The most important thing to know about autism is what autistic people need, and I don't see that being discussed often enough. Many autistics aren't diagnosed and are even treated bad by other autistics. People often focus on unproductive or even counter-productive things when considering how to support each other and how to obtain support for all autistics. Sarah at Cat in a Dog's World has written an important post here about how self diagnosed autistics are mistreated. (I highly recommend reading it along with the discussion that follows.)
So many people whom I have encountered aren't being factored into the discussions about autism that I see. This has led me to explore the reasons that so much misinformation are allowed and even encouraged. People believing that autism is such a mystery seems to be what allows for so much ambiguity about what autistic people need. The ambiguity serves as a gateway to allow cultural bias to influence much of what is believed about autism.
The industry that provides commercial treatments for autism also depends on the financial gains that come from being able to define what autism is. If the public does too much exploration into who autistic people are, and what we need, the industry that provides treatment will have to make adjustments. This industry has shown that they see these adjustments as being too expensive to make.
I originally remember the word high functioning referring to someone who was mentally retarded. This meant they were mildly retarded rather than severely. Unfortunately, the term high functioning being applied to any category of people is a way of telling the public that they have some type of socially unacceptable defect but yet deserve more respect and dignity than those in the same category who are seen as lower functioning. This social mindset is applied to autistics.
Competence is judged by someone's ability to fit into a box that the public has agreed deserves support. The more autism a person is seen to have the less support they are seen to be deserving. People who are considered "higher functioning" are seen to deserve more. The less that is required to mainstream someone the more likely they are to become an important person.
The public support for anyone who is considered to have these deficits must be based on how close the individual appears to be able to conform. The goal must be for them to be neurotypical. How the ideal appears to the public must be controlled by those who offer the support.

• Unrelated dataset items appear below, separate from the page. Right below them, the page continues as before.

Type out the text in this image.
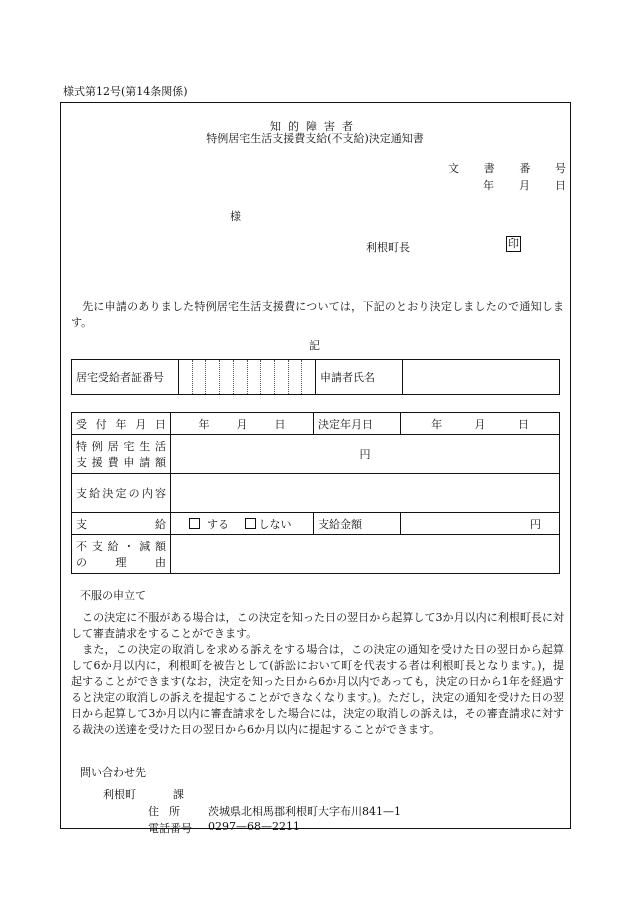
様式第12号(第14条関係)
知的障害者
特例居宅生活支援費支給(不支給)決定通知書
文 書 番 号
年 月 日
様
利根町長	印
　先に申請のありました特例居宅生活支援費については，下記のとおり決定しましたので通知します。
記
居宅受給者証番号		申請者氏名	
受付年月日	年 月 日	決定年月日	年 月 日

特例居宅生活
支援費申請額	円		

支給決定の内容			

支 給	する しない	支給金額	円

不支給・減額
の 理 由			

不服の申立て
　この決定に不服がある場合は，この決定を知った日の翌日から起算して3か月以内に利根町長に対して審査請求をすることができます。
　また，この決定の取消しを求める訴えをする場合は，この決定の通知を受けた日の翌日から起算して6か月以内に，利根町を被告として(訴訟において町を代表する者は利根町長となります。)，提起することができます(なお，決定を知った日から6か月以内であっても，決定の日から1年を経過すると決定の取消しの訴えを提起することができなくなります。)。ただし，決定の通知を受けた日の翌日から起算して3か月以内に審査請求をした場合には，決定の取消しの訴えは，その審査請求に対する裁決の送達を受けた日の翌日から6か月以内に提起することができます。
問い合わせ先
利根町	課
住所 茨城県北相馬郡利根町大字布川841—1
電話番号 0297—68—2211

Claiming that worse symptoms qualify a person for more aid creates many misconceptions about what autism is. It helps those providing the support for others to believe this will help them but ultimately all they will do is give that person more charity or demand more normality from them in unreasonable ways.The industry depends on this.Autistics fighting among ourselves and evaluating each other in the same ways that these public systems and private commercial treatments evaluate us is serving the commercial agenda of keeping things the same which ultimately hurts us all.
The medical model of autism depends on autistics being seen as having a deficit in the way that we think. Deficits in a way that a person thinks means that the person is either unintelligent or mentally ill. Since sanity is thought to be acquired through narrow brand of formal education, mental illness is seen as a lack of intelligence.
Intelligence provides a person with sex appeal and shows them as deserving of respect and dignity. It shows the person as a provider to others rather than a burden to society. The money being spent on curing autism tells society how to view our worth. It shows society that we are a burden rather than being providers.
Our culture teaches people to take advantage of anyone they can so being vulnerable is being unprepared for "real life" and therefore, not worthy of respect or honor. The most vulnerable people are considered unintelligent. The bottom of this spectrum is the lowest of the food chain and therefore, seen as by many of the decision-makers and the propaganda spreaders as the ugliest, meanest, and the part of the population that must be disposed of for the profit of good productive smart citizens.
We as a society also place much importance on an ambiguous notion of maturity in similar ways that authority is often demanded rather than earned. Being mature is a way that people are respected more. Maturity is based on age specific criteria which thereby automatically define people with a developmental disability as immature and therefore, less worthy of respect and dignity.